There is also the situation where a parent may have a provision in a Will for their child (the spouse) to receive a large inheritance. This raises the question of whether a prospective inheritance should be considered when deciding a property settlement.
The extent to which an actual inheritance or a prospective inheritance will impact on a property settlement will depend on the individual case, however previous cases do provide guidance on what can happen.
When an inheritance is received by a spouse which benefits both spouses of the relationship, often the spouse who is the recipient will argue in the property division that the financial benefit was only intended for them and not the other party.
The starting point is to determine whether the payment was intended to benefit both of the spouses or, only the child of the parent. This situation arose in the case of Kessey, in which the wife’s mother had contributed large amounts of money to improve the matrimonial home. The court determined that the contribution by a parent of a spouse to the property of the marriage will be considered as a contribution on behalf of that spouse unless there is evidence which indicates this was not the parent’s intention.
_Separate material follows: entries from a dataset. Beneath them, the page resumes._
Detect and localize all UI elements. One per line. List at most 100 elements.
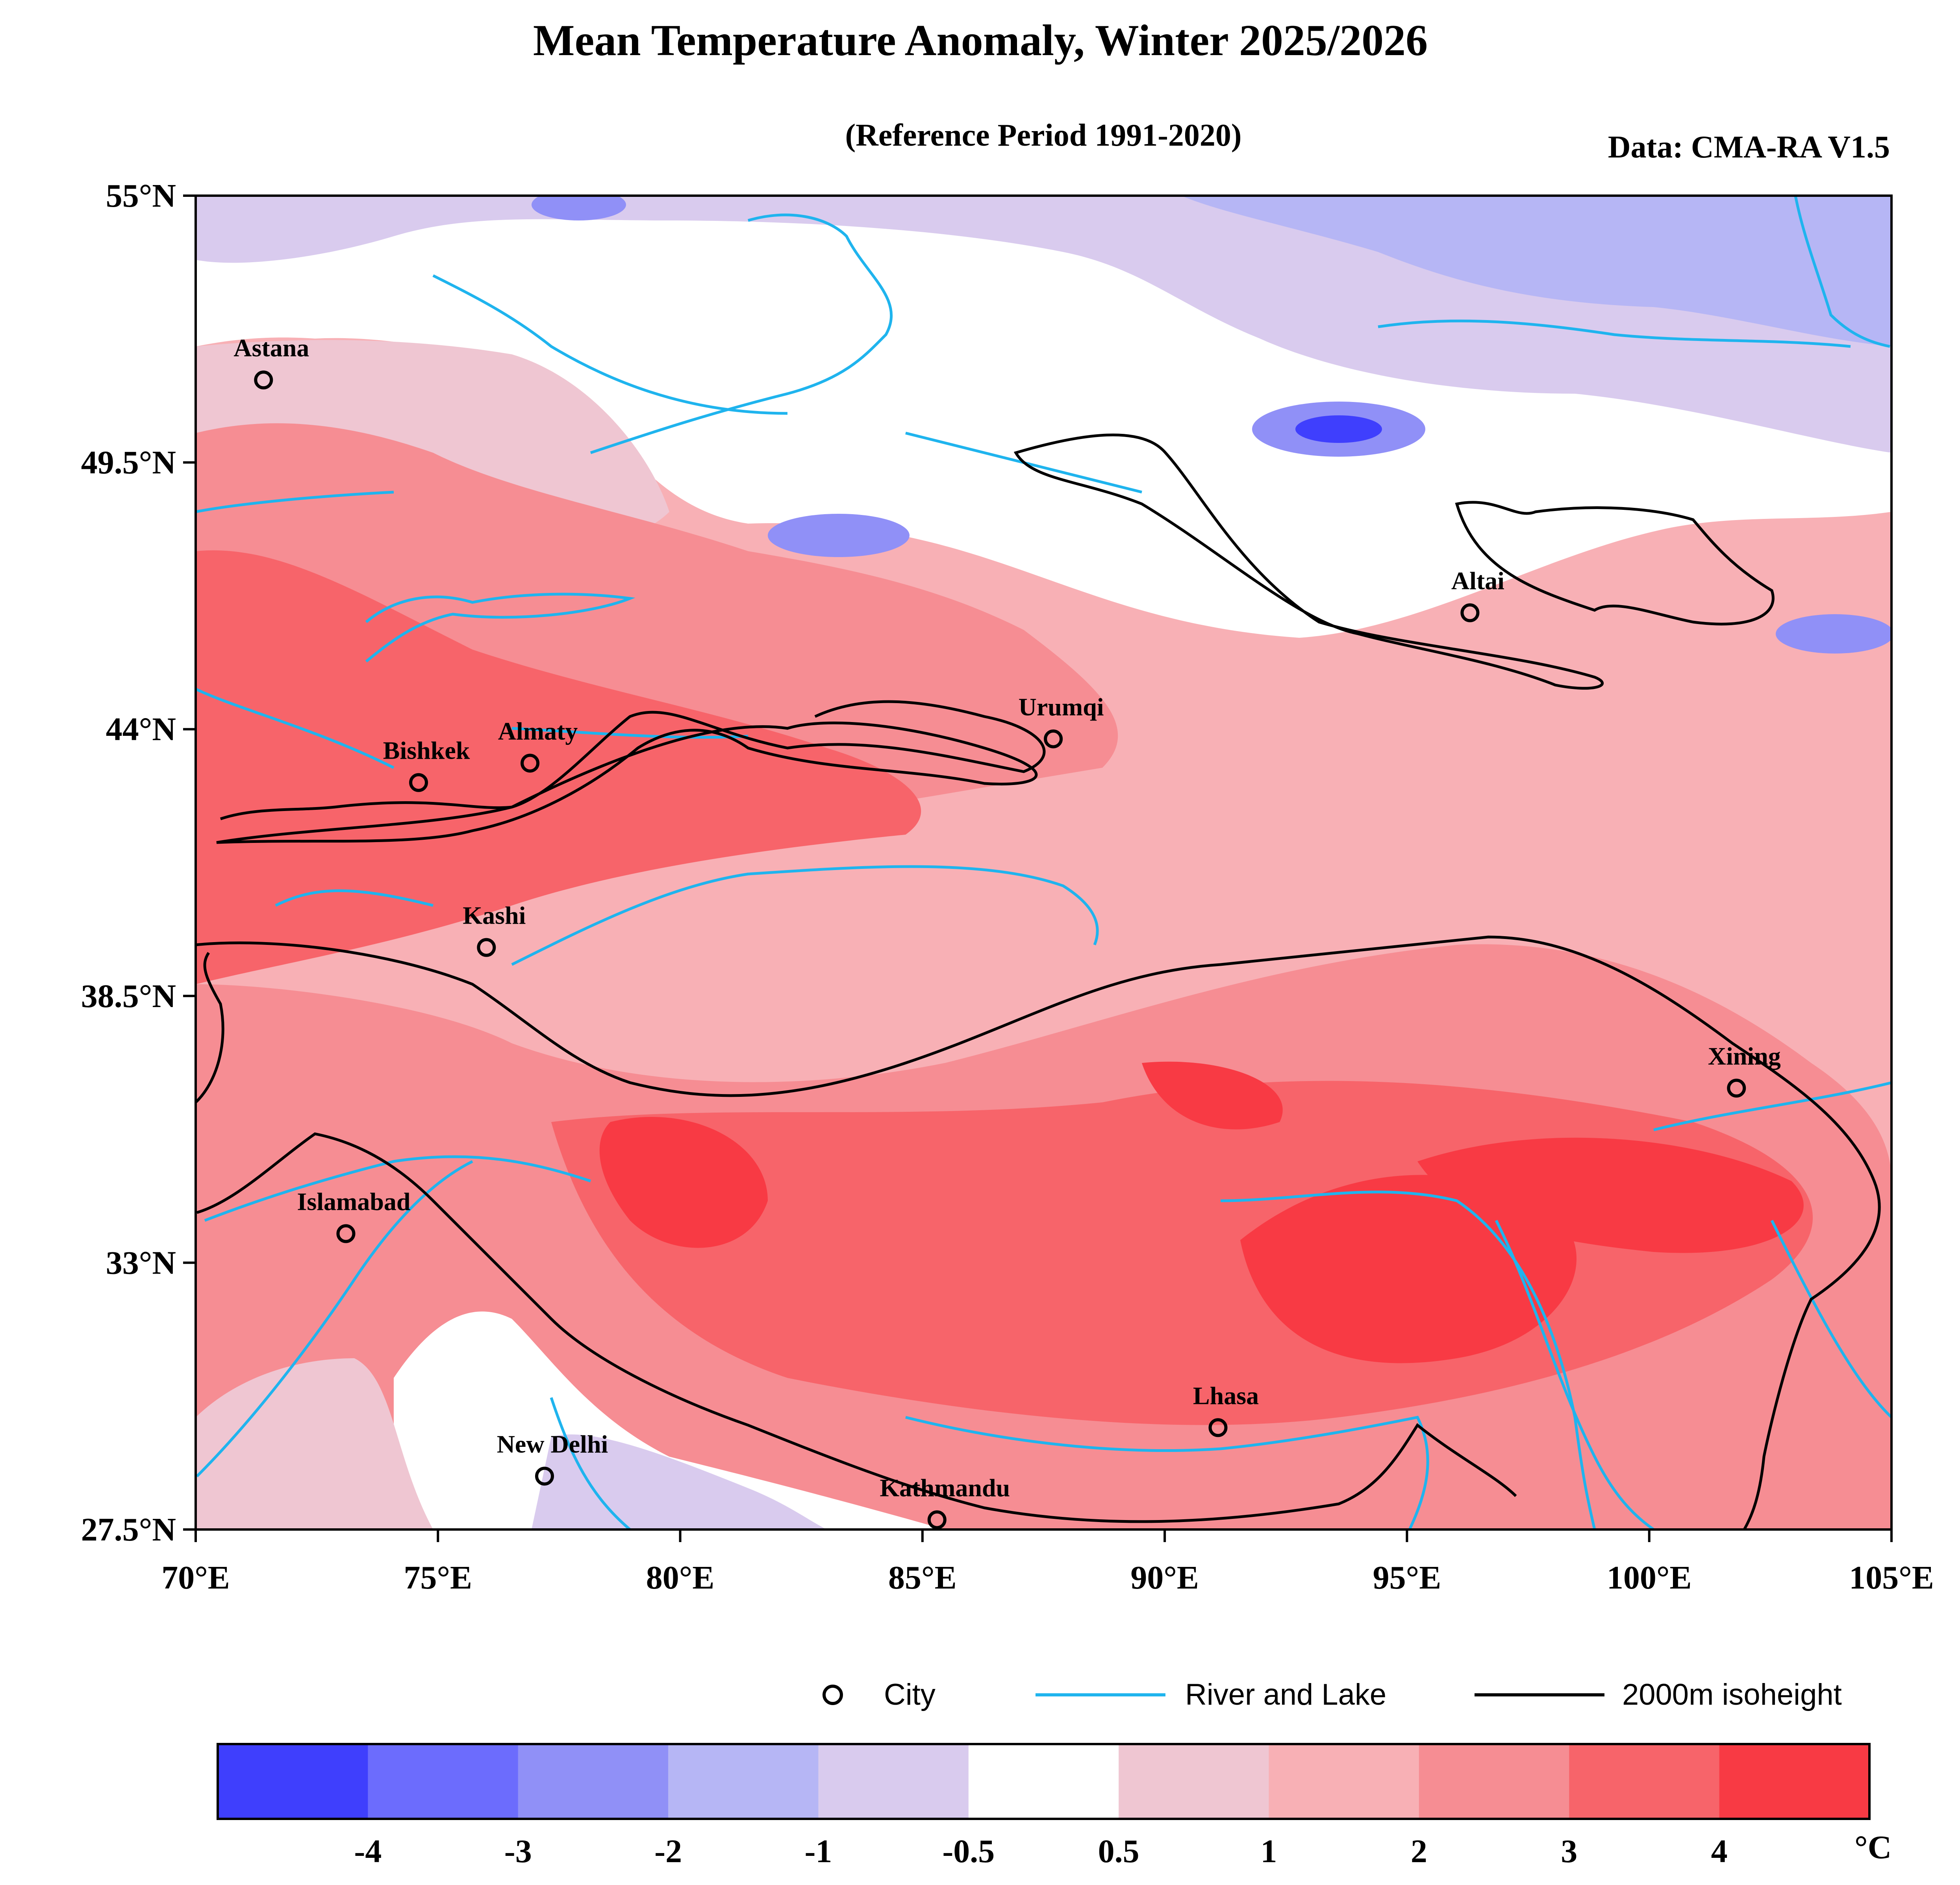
isoheight-pamir-plateau [196,935,1881,1529]
city-label: Almaty [498,717,578,745]
city-marker [1727,1078,1746,1098]
map-title: Mean Temperature Anomaly, Winter 2025/20… [533,16,1428,65]
colorbar-label: 1 [1261,1833,1277,1870]
river-indus-2 [204,1155,591,1222]
colorbar-swatch [218,1744,369,1819]
colorbar-swatch [1569,1744,1720,1819]
legend-city-icon [823,1685,843,1705]
colorbar-swatch [1719,1744,1870,1819]
y-tick-label: 33°N [106,1244,176,1281]
river-mekong [1495,1220,1655,1529]
city-label: Altai [1451,567,1504,595]
colorbar-label: 0.5 [1098,1833,1139,1870]
y-tick-label: 44°N [106,711,176,748]
city-label: New Delhi [497,1430,608,1458]
colorbar-frame [217,1743,1871,1820]
x-tick-label: 95°E [1373,1559,1441,1596]
river-syr [196,687,395,769]
anomaly-plateau-hottest-2 [1417,1137,1804,1253]
x-tick-label: 85°E [888,1559,957,1596]
colorbar-swatch [1419,1744,1570,1819]
legend-city-label: City [884,1678,936,1711]
city-marker [1208,1418,1228,1437]
colorbar-label: 2 [1411,1833,1427,1870]
legend-river-label: River and Lake [1185,1678,1386,1711]
x-tick-label: 80°E [646,1559,715,1596]
data-source: Data: CMA-RA V1.5 [1608,130,1890,165]
colorbar-swatch [968,1744,1119,1819]
city-marker [477,938,496,957]
river-east-1 [1770,1220,1891,1418]
city-marker [1044,729,1063,748]
river-kashi-area [275,889,433,907]
colorbar-swatch [668,1744,819,1819]
map-frame [195,194,1893,1531]
anomaly-plateau-hottest-3 [599,1117,768,1248]
river-lake-balkhash [365,593,635,663]
colorbar-swatch [368,1744,519,1819]
city-label: Lhasa [1193,1381,1259,1409]
river-irtysh [590,213,893,454]
anomaly-north-cold [1181,196,1891,346]
x-tick-label: 90°E [1130,1559,1199,1596]
isoheight-tianshan-main [220,700,1046,820]
colorbar-label: -3 [504,1833,532,1870]
anomaly-cold-core-3 [1776,614,1891,654]
colorbar-swatch [1119,1744,1269,1819]
city-marker [409,773,428,792]
isoheight-2000m [196,433,1881,1529]
isoheight-khangai [1455,501,1775,626]
colorbar: -4 -3 -2 -1 -0.5 0.5 1 2 3 4 [217,1743,1871,1870]
anomaly-plateau-hottest-1 [1240,1175,1577,1363]
legend-isoheight-label: 2000m isoheight [1622,1678,1842,1711]
colorbar-label: 3 [1561,1833,1577,1870]
anomaly-tarim [669,846,1142,1028]
y-tick-label: 27.5°N [81,1511,176,1548]
city-label: Kathmandu [880,1474,1010,1502]
map-legend: City River and Lake 2000m isoheight [823,1678,1842,1711]
river-west-kz [196,491,394,513]
colorbar-label: -1 [804,1833,832,1870]
x-tick-label: 105°E [1849,1559,1934,1596]
y-tick-label: 38.5°N [81,978,176,1015]
city-marker [521,754,540,773]
anomaly-cold-core-4 [532,196,626,220]
isoheight-west-edge [196,952,224,1104]
river-baikal [1794,196,1890,348]
colorbar-label: -0.5 [942,1833,995,1870]
map-subtitle: (Reference Period 1991-2020) [845,118,1241,153]
anomaly-plateau-hottest-4 [1142,1061,1283,1130]
city-marker [535,1467,554,1486]
x-tick-label: 100°E [1607,1559,1692,1596]
city-label: Urumqi [1019,693,1104,721]
colorbar-swatch [1269,1744,1419,1819]
river-ili [511,727,748,739]
city-marker [927,1510,947,1529]
anomaly-india-white [394,1311,945,1529]
city-marker [336,1224,356,1243]
anomaly-west-hot [196,550,921,984]
river-ob [432,274,788,415]
river-ganges [550,1397,631,1529]
x-tick-label: 70°E [161,1559,230,1596]
city-label: Astana [233,334,309,362]
anomaly-cold-core-1b [1295,415,1382,443]
colorbar-label: -4 [354,1833,382,1870]
isoheight-altai [1013,433,1604,690]
x-tick-label: 75°E [404,1559,472,1596]
river-yellow [1653,1081,1891,1131]
city-label: Kashi [463,902,526,930]
anomaly-field [196,196,1891,1529]
colorbar-unit: °C [1854,1829,1891,1866]
map-axes: 70°E 75°E 80°E 85°E 90°E 95°E 100°E 105°E 55°N 49… [81,178,1934,1596]
city-marker [254,370,273,390]
city-label: Islamabad [297,1187,410,1215]
isoheight-himalaya [196,1132,1517,1523]
city-label: Bishkek [383,737,470,765]
river-tarim [511,865,1099,966]
anomaly-west-pink [196,1358,433,1529]
river-indus [196,1160,473,1478]
river-yarlung [905,1416,1429,1529]
colorbar-label: 4 [1711,1833,1728,1870]
y-tick-label: 55°N [106,178,176,214]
The alternative situation would be that the parent intended for both spouses to benefit, not solely the child of the parent.
If the parent of a spouse has a provision for an entitlement in their Will, but they are not deceased then the provision cannot form part of the “property pool” for division, but the “entitlement” may be relevant in determining what the percentage apportionment of the existing “property” will be.
The determination of each spouses’ “percentage entitlement” involves a careful consideration of all of their respective “contributions”, as well as their “future needs”. It is in the context of “future needs” that any “prospective inheritance” may become relevant.
In a situation where a spouse’s parent has made a Will leaving an inheritance to the spouse and they no longer have the testamentary capacity to change their Will the Court has stated that (in such a situation) where the spouse’s parent is leaving a significant estate, it would be “shutting one’s eyes” not to give real consideration to this in the property proceedings, by way of a percentage adjustment.
The person leaving an inheritance does not need to be a spouse’s parent for the Court to take it into consideration in a property settlement. In one case, a husband’s new wife had a terminal illness and was likely to die within the next two years. The husband was living in the wife’s home and it was likely he would continue to do so after the wife passed away. The Court found that by the husband having a home to live in indefinitely was a valuable “financial resource” and a percentage adjustment was made in the former wife’s favour.